Learning Multi-agent Multi-machine Tending by Mobile Robots
Abdalwhab Abdalwhab, Giovanni Beltrame, Samira Ebrahimi Kahou, David St-Onge
TL;DR
This work addresses the challenge of decentralized, multi-robot machine tending in manufacturing by introducing AB-MAPPO, an attention-augmented MAPPO framework tailored for multi-agent, multi-machine coordination. It enhances the MAPPO backbone with a dense, attention-based critic that aggregates spatial-temporal information across agents, improving value estimation and policy learning. Through carefully designed observations and a composite reward structure, AB-MAPPO achieves superior task success, safety, and resource utilization compared with MAPPO, and demonstrates robustness across various layouts via extensive ablations. The results suggest practical potential for deploying mobile, cooperative robots in production environments and point to future work on more dynamic material handling and realistic manipulation tasks.
Abstract
Robotics can help address the growing worker shortage challenge of the manufacturing industry.

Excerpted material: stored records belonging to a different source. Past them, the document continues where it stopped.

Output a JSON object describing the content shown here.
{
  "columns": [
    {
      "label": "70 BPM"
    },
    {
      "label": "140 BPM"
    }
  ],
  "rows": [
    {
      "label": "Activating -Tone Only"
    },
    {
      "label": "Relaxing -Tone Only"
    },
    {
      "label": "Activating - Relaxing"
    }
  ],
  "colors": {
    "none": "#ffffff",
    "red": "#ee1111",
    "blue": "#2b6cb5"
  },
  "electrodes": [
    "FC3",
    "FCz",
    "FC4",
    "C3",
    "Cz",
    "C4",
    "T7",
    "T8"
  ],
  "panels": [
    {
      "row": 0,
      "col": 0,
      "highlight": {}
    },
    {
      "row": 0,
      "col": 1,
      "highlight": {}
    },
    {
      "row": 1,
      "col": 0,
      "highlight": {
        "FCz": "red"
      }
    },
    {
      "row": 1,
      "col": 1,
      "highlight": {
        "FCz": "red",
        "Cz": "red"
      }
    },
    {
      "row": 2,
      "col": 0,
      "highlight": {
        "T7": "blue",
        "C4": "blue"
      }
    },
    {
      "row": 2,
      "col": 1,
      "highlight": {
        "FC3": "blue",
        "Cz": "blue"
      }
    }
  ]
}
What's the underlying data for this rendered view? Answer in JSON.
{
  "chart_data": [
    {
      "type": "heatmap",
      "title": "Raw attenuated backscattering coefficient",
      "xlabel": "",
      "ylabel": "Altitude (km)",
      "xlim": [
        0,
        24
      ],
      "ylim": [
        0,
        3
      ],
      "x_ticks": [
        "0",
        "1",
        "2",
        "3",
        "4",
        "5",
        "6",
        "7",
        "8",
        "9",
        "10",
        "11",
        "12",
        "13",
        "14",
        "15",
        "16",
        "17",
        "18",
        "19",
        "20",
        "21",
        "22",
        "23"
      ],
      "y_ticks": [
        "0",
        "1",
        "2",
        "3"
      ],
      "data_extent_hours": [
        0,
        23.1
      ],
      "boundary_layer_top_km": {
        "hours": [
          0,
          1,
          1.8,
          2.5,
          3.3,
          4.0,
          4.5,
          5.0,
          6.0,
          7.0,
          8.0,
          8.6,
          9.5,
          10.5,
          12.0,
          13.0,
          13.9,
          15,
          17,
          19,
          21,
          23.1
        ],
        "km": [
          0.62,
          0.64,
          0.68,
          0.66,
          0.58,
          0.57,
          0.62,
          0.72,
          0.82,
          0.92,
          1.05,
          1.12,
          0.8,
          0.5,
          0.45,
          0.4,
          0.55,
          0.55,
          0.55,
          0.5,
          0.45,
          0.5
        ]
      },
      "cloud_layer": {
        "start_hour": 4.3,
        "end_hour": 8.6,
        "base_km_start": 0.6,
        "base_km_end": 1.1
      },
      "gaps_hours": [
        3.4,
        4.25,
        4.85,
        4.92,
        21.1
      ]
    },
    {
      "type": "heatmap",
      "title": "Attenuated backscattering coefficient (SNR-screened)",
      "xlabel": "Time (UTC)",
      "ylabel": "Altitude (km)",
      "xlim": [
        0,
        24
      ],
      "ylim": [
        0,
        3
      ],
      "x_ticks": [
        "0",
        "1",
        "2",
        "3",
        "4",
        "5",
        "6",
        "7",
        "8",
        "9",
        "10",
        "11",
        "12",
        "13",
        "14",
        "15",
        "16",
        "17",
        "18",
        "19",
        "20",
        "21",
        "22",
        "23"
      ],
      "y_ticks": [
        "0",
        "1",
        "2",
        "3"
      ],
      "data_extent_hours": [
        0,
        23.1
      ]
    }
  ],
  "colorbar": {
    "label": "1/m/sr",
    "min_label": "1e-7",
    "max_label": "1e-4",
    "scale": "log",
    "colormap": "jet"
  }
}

As such, machine tending is a task collaborative robots can tackle that can also highly boost productivity. Nevertheless, existing robotics systems deployed in that sector rely on a fixed single-arm setup, whereas mobile robots can provide more flexibility and scalability. In this work, we introduce a multi-agent multi-machine tending learning framework by mobile robots based on Multi-agent Reinforcement Learning (MARL) techniques with the design of a suitable observation and reward. Moreover, an attention-based encoding mechanism is developed and integrated into Multi-agent Proximal Policy Optimization (MAPPO) algorithm to boost its performance for machine tending scenarios. Our model (AB-MAPPO) outperformed MAPPO in this new challenging scenario in terms of task success, safety, and resources utilization. Furthermore, we provided an extensive ablation study to support our various design decisions.